Jaksa Penuntut Umum (JPU) Jaja Subagja enggan memberikan keterangan terkait penundaan persidangan tersebut. “Jangan ke saya,” ujarnya singkat.
Sekedar diketahui, paman pemerkosa cucu yaitu pria berinisial RP alias Dede (32) menjalani persidangan di ruang tahanan Polres Sukabumi Kota. Dia didakwa telah melanggar pasal 81 dan atau Pasal 82 nomor 17 tahun 2016 tentang penetapan peraturan pemerintah No. 01 tahun 2016 tentang perubahan kedua atas UU RI No. 23 tahun 2002 tentang perlindungan anak menjadi undang-undang ancaman penjara minimal 4 tahun dan maksimal 15 tahun.
Bocah Korban Pemerkosaan Trauma
Kasus seorang bocah perempuan berusia 8 tahun yang menjadi korban pemerkosaan di Kota Sukabumi tengah bergulir di persidangan. Ia diduga diperkosa oleh pamannya sendiri, RP alias Dede (32).
Sang nenek SAI (61) mengungkapkan kondisi terkini cucunya. Menurutnya, korban mengalami trauma ketika bertemu dengan orang dewasa atau pria yang memiliki perawakan seperti pelaku.
“Dia sekarang sangat menyendiri dan canggung dengan orang-orang. Dia sangat trauma, tidak bisa ditinggal sendiri. Ketika ada orang dewasa dia ketakutan, apalagi kalau postur tubuhnya sama dengan pelaku,” kata SAI kepada detikJabar di Pengadilan Negeri Kota Sukabumi, Kamis (9/2/2023).
Lebih lanjut, korban juga mengalami perubahan sikap. Korban, kata dia, tidak dapat fokus belajar, menarik diri dalam lingkungan sosial dan selalu menyendiri.
“Sangat ada perubahan sikap. Sebelumnya ketika belajar dia biasanya sangat cepat waktu mengerjakan soal, setelah kejadian ini dia tidak fokus kalau duduk pun dia suka ke belakang. Dipindahkan pun dia narik diri dan dia selalu menjauhkan diri dari teman-temannya,” ujarnya.
Setelah kejadian memilukan itu, korban mulai sakit-sakitan. Keluarga pun tak menyerah untuk mendampingi dan memberikan perawatan ekstra bagi korban.
“Kondisi anak itu waktu selang satu bulan pemerkosaan pernah sakit di vagina ada lendir yang warna hijau, nggak normal dan itu diupayakan dengan minum jamu. Itu sudah mereda cuma dari situ sampai sekarang sering sakit dan jarang sekolah,” ungkapnya.
“Dalam seminggu hanya dua hari sekolah karena dia sakit-sakitan panas. Sampai hari ini sering panas, sudah saya bawa ke puskesmas atau obat dari apotek terdekat,” sambungnya.

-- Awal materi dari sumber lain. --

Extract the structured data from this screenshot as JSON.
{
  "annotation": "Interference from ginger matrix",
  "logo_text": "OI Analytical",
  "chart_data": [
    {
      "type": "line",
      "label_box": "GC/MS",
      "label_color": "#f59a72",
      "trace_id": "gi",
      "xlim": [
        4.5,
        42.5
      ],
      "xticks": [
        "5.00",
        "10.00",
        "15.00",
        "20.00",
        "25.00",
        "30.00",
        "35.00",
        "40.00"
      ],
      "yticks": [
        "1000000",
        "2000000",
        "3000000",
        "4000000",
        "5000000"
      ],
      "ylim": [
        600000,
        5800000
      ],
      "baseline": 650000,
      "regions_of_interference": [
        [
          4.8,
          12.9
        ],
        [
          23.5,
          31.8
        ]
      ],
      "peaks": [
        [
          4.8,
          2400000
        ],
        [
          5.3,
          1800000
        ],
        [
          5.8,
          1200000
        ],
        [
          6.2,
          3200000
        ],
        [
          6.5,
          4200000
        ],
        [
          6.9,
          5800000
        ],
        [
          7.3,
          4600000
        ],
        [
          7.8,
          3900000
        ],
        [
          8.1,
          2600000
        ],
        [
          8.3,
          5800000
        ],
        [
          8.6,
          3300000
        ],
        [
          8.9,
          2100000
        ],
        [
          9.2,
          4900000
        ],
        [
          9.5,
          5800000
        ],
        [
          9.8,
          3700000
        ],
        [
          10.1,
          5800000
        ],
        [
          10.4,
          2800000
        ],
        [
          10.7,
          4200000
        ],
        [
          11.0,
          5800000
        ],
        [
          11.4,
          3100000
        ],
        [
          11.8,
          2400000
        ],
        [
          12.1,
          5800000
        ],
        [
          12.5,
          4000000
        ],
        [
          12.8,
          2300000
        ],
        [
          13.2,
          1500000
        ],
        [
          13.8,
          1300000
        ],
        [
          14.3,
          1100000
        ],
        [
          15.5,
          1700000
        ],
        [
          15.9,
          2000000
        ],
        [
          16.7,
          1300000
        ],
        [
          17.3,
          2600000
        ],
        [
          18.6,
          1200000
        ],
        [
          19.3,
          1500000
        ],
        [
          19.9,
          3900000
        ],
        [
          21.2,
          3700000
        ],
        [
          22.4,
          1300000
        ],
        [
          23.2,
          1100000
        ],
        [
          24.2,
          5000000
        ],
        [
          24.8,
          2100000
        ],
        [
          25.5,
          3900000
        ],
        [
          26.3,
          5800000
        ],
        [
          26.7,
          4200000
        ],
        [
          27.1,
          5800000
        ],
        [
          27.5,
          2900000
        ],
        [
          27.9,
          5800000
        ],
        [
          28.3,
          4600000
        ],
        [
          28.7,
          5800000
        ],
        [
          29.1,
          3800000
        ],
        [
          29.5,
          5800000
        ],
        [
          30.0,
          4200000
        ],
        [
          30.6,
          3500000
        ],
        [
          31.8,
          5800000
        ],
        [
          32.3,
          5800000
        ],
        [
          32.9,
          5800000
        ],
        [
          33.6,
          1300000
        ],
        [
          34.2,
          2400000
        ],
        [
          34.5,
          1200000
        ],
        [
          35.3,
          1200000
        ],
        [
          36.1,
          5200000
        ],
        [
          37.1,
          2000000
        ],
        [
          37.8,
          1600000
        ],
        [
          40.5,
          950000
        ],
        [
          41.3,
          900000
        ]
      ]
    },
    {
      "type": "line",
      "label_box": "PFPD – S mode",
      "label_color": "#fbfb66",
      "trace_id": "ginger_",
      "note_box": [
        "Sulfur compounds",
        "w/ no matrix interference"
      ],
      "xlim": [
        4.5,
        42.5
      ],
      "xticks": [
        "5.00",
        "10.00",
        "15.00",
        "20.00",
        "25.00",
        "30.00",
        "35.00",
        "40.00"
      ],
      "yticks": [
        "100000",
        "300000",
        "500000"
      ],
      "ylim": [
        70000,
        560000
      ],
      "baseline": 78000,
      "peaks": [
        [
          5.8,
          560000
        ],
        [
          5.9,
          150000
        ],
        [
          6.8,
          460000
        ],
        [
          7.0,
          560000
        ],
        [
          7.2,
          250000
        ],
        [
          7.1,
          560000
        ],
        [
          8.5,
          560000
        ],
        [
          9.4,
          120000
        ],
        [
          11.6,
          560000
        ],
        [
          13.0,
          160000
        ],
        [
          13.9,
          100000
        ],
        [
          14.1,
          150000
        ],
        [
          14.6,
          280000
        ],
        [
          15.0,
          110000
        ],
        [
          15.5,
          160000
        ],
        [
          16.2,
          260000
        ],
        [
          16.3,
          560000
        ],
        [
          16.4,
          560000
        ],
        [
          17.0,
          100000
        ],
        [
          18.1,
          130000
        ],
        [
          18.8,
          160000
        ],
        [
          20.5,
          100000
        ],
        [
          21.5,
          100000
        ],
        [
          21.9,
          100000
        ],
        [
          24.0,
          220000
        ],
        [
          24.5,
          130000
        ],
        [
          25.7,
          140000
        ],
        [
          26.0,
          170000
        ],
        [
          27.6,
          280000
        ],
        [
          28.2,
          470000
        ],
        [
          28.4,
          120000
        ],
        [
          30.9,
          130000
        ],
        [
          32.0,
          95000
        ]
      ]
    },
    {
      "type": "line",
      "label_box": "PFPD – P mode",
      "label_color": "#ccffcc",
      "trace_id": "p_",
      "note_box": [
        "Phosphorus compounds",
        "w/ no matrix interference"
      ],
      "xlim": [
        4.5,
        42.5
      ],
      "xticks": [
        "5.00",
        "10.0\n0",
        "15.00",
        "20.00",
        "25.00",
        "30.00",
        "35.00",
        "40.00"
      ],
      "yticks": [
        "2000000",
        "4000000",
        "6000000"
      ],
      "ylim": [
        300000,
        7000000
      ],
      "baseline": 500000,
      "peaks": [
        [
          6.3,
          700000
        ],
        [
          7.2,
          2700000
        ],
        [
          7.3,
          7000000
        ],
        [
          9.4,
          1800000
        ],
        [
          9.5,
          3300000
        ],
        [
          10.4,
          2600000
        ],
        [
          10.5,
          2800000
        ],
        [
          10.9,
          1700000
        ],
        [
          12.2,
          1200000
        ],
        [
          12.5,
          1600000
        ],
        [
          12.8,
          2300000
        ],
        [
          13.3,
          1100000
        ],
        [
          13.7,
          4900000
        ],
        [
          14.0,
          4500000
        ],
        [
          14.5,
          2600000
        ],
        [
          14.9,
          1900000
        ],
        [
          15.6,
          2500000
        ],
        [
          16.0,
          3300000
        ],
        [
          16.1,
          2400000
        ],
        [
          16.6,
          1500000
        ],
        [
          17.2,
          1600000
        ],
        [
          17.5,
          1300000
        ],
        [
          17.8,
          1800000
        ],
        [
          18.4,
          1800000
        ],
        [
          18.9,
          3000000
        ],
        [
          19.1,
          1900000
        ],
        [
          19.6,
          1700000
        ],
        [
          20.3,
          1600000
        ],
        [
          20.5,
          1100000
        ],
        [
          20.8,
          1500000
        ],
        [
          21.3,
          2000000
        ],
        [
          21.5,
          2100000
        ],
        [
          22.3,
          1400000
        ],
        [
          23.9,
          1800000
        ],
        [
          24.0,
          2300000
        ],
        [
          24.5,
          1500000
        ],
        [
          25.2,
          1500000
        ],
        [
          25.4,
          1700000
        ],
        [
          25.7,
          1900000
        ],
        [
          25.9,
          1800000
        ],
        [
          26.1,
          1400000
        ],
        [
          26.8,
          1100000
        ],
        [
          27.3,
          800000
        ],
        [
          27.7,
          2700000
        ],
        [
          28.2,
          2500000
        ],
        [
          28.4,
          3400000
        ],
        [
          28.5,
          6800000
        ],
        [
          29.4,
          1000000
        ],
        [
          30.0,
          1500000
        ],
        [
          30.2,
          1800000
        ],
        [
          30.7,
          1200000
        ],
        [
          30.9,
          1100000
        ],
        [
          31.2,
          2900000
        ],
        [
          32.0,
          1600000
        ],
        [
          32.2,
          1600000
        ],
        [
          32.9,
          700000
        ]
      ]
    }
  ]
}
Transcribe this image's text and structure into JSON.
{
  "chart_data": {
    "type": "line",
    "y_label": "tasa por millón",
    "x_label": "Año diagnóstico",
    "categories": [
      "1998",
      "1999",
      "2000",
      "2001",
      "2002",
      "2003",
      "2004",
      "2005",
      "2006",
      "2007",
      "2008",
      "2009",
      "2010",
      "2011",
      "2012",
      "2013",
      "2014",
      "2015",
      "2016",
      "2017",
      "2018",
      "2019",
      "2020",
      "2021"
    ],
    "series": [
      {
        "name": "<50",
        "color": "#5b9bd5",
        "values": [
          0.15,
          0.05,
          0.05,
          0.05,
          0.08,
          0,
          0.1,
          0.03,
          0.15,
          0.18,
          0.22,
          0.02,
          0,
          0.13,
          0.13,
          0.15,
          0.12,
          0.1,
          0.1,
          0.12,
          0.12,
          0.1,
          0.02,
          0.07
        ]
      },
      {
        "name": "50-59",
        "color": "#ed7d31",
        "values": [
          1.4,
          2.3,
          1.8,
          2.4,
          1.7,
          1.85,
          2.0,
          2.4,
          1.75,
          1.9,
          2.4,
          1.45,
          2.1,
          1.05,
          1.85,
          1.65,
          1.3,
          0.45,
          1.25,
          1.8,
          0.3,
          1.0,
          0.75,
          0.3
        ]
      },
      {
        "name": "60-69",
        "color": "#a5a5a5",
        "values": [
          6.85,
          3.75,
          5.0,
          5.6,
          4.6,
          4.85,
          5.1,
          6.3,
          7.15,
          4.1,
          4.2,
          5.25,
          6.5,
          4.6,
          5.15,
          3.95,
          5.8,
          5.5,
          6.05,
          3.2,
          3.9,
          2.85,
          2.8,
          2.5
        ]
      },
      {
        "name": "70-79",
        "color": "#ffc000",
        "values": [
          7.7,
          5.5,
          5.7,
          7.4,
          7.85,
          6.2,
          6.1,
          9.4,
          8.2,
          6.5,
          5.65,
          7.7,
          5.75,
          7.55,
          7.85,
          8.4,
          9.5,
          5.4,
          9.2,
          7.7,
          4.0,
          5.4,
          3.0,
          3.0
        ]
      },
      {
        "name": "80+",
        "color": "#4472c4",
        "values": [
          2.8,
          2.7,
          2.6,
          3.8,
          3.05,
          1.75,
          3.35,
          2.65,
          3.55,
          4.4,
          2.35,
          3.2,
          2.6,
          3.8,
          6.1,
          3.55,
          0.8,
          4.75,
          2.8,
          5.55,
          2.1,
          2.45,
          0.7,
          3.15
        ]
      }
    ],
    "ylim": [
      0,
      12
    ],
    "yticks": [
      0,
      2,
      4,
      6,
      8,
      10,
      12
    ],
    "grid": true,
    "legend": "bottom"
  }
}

Pihaknya sudah menghubungi Komisi Perlindungan Anak Daerah (KPAD) untuk mendapatkan penanganan. SAI juga menambahkan, Kementerian Sosial dan Kementerian PPA juga sudah turun tangan untuk melakukan pendampingan pada korban.
“Saya menghubungi PPAD dan kami ditangani. Alhamdulillah sekarang ada yang datang ke rumah untuk memberikan bimbingan psikologi. Kemarin ada dari Kemensos, KemenPPA, LPSK dan semua instansi terkait yang peduli terhadap anak. Mereka memberikan support uang sangat luar biasa kepada kami dan keluarga,” tutupnya.